Leckwith nodded, as if his own view had been confirmed. "I appreciate your candor," he said, almost as if Fitz had made a confession.

They left the chapel. Fitz handed Aunt Herm and Maud into the waiting car, then got in himself, and the chauffeur drove away.

Fitz found himself breathing hard. He had suffered a small shock. Three years ago Ethel had been counting pillowcases at Ty Gwyn. Today she was the managing editor of a newspaper that, although small, was considered by senior ministers to be a thorn in the flesh of the government.

What was her relationship with the surprisingly intelligent Bernie Leckwith? "Who was that chap Leckwith?" he asked Maud.

"An important local politician. "

"Is he Williams's husband?"

Maud laughed. "No, though everyone thinks he should be. He's a clever man who shares her ideals, and he's devoted to her son. I don't know why Ethel didn't marry him years ago. "

"Perhaps he doesn't make her heart beat faster. "

Maud raised her eyebrows, and Fitz realized he had been dangerously candid.

He added hastily: "Girls of that type want romance, don't they? She'll marry a war hero, not a librarian. "

"She's not a girl of that type or any other type," Maud said rather frostily. "She's nothing if not exceptional. You don't meet two like her in a lifetime. "

Fitz looked away. He knew that was true.

He wondered what the child was like. It must have been one of the dirty-faced toddlers playing on the floor of the chapel. He had probably seen his own son this afternoon. He was strangely moved by the thought. For some reason it made him want to cry.

The car was passing through Trafalgar Square. He told the driver to stop. "I'd better drop in at the office," he explained to Maud.

He limped into the Old Admiralty Building and up the stairs. His desk was in the diplomatic section, which inhabited Room 45. Sublieutenant Carver, a student of Latin and Greek who had come down from Cambridge to help decode German signals, told him that not many intercepts had come in during the afternoon, as usual, and there was nothing he needed to deal with. However, there was some political news. "Have you heard?" said Carver. "The king has summoned Lloyd George. "

{II}

All the next morning, Ethel told herself she was not going to meet Fitz. How dared he suggest such a thing? For more than two years she had heard nothing from him. Then when they met he had not even asked about Lloyd-his own child! He was the same selfish, thoughtless deceiver as always.

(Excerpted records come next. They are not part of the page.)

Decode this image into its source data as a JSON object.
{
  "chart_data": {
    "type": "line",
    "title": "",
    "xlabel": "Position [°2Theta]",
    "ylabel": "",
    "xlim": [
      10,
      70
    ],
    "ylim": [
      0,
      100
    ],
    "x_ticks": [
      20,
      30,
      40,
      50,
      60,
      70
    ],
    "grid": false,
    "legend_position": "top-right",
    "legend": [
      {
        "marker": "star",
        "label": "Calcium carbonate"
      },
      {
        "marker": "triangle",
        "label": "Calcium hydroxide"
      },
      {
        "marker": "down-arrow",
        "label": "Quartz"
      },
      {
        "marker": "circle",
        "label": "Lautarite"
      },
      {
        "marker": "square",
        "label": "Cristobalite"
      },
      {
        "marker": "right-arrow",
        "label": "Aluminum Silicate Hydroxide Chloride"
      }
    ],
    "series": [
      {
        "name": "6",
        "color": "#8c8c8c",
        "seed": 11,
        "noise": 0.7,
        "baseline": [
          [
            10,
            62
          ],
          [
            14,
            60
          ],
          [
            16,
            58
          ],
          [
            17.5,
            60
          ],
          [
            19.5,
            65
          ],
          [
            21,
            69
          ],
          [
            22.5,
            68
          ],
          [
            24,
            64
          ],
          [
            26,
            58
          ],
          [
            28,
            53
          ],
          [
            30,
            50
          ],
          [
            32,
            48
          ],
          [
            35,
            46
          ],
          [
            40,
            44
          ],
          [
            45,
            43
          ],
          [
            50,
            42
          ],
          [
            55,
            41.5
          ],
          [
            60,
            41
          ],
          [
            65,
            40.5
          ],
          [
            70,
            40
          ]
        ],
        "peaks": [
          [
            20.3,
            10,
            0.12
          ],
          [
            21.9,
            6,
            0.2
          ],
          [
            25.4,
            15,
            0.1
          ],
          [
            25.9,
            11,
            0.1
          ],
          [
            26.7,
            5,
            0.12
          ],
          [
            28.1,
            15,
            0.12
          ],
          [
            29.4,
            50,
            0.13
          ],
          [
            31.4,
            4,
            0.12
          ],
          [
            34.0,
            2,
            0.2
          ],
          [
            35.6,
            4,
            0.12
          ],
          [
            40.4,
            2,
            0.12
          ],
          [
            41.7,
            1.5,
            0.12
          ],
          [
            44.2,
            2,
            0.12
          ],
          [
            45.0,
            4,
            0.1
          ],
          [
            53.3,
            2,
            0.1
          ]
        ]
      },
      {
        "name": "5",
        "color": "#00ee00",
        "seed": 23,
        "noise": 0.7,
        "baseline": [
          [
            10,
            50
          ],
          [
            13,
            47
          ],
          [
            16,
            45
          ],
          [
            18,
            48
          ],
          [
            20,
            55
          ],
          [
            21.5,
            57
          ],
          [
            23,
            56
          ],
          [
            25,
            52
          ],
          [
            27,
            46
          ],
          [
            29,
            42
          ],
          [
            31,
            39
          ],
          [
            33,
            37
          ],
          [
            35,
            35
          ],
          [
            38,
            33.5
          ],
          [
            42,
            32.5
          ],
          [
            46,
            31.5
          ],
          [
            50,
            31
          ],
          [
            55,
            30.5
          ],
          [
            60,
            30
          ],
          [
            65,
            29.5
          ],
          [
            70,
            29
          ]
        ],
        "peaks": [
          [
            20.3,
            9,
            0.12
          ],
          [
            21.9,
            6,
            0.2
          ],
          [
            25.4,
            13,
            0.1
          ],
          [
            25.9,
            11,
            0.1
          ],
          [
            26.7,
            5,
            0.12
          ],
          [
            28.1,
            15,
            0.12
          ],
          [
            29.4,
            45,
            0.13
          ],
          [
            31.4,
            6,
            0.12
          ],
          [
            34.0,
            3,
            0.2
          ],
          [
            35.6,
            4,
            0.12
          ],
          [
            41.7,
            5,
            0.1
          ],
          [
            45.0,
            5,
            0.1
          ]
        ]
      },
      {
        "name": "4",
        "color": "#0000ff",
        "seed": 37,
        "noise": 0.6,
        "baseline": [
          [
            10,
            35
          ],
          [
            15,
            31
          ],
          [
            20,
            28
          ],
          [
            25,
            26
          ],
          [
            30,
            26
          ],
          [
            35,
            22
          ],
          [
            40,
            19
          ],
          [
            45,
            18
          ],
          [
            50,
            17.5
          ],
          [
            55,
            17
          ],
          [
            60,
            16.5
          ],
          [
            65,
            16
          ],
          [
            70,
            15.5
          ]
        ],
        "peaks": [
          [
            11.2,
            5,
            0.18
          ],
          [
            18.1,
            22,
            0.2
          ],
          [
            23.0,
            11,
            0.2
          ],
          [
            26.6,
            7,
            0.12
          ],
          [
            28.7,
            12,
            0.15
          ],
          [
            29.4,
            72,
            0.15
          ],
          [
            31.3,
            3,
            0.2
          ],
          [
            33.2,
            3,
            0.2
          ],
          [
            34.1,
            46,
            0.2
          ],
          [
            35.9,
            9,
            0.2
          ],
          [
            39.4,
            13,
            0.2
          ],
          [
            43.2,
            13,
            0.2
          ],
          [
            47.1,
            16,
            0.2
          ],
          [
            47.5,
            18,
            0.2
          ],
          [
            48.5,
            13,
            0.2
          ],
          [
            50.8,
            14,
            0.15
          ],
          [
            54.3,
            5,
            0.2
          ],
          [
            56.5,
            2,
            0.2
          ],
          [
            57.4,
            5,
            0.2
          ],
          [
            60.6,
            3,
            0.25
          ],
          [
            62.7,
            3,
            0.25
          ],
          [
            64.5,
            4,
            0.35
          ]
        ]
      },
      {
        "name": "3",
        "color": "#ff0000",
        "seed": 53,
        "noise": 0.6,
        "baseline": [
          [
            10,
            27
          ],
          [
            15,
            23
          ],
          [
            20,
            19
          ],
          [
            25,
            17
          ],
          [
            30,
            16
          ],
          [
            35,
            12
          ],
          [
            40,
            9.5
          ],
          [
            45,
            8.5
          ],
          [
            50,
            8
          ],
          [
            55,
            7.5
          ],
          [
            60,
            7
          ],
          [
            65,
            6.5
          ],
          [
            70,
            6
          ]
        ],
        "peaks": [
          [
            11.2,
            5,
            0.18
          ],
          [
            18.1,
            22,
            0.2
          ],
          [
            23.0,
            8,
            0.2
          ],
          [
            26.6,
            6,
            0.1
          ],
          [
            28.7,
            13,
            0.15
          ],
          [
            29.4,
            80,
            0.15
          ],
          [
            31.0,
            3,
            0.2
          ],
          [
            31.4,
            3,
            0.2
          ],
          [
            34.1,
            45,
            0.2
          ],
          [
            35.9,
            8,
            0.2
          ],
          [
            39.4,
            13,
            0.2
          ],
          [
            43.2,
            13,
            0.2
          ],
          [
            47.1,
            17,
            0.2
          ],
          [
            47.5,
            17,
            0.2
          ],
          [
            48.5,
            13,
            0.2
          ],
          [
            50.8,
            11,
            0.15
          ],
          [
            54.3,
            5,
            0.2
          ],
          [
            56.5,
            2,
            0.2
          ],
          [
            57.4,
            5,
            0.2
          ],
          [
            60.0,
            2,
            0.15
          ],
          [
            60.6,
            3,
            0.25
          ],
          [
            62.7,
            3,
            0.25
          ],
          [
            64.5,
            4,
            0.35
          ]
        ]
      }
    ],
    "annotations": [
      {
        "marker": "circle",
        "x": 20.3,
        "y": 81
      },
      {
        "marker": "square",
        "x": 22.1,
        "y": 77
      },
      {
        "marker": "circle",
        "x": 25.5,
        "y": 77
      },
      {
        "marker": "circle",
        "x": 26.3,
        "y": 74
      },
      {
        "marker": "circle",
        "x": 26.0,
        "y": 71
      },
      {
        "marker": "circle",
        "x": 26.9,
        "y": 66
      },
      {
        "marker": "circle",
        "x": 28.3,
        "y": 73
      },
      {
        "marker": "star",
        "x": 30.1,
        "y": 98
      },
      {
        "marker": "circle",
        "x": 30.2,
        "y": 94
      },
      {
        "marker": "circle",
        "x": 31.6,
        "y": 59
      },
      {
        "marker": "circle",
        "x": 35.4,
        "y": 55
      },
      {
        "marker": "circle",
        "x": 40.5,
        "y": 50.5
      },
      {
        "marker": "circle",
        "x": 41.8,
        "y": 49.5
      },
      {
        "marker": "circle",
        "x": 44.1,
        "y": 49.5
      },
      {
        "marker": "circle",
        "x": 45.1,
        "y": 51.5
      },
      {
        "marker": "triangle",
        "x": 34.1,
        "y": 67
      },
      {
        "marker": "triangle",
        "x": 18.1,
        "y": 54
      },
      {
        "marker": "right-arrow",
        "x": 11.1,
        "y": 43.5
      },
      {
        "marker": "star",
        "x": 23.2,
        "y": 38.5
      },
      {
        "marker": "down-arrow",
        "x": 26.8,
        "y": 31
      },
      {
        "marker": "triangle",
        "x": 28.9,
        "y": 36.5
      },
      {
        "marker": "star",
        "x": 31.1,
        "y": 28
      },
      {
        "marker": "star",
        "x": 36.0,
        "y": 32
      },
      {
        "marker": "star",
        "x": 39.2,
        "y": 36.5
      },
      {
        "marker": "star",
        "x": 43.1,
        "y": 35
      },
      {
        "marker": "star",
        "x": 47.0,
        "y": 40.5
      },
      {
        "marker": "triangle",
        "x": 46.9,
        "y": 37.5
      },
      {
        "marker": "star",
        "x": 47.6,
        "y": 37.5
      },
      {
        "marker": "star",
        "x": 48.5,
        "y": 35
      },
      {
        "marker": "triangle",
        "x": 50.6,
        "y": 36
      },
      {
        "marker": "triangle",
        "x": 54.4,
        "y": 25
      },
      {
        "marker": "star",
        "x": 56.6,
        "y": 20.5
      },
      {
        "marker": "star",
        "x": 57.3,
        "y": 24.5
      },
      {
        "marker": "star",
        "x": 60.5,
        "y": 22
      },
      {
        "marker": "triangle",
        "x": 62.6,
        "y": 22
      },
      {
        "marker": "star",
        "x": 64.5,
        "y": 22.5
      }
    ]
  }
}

All the same, she had been thrown into a whirl. Fitz had looked at her with his intense green eyes, and asked her questions about her life that made her feel she was important to him-contrary to all the evidence. He was no longer the perfect, godlike man he had once been: his beautiful face was marred by one half-closed eye, and he stooped over his walking stick. But his weakness only made her want to take care of him. She told herself she was a fool. He had all the care money could buy. She would not go to meet him.

At twelve noon she left the premises of The Soldier's Wife-two small rooms over a print shop, shared with the Independent Labour Party-and caught a bus. Maud was not at the office that morning, which saved Ethel the trouble of inventing an excuse.

It was a long journey by bus and underground train from Aldgate to Victoria, and Ethel arrived at the rendezvous a few minutes after one o'clock. She wondered if Fitz might have grown impatient and left, and the thought made her feel slightly ill; but he was there, wearing a tweed suit as if he were going into the country, and she immediately felt better.

He smiled. "I was afraid you weren't coming," he said.

"I don't know why I did," she replied. "Why did you ask me?"

"I want to show you something. " He took her arm.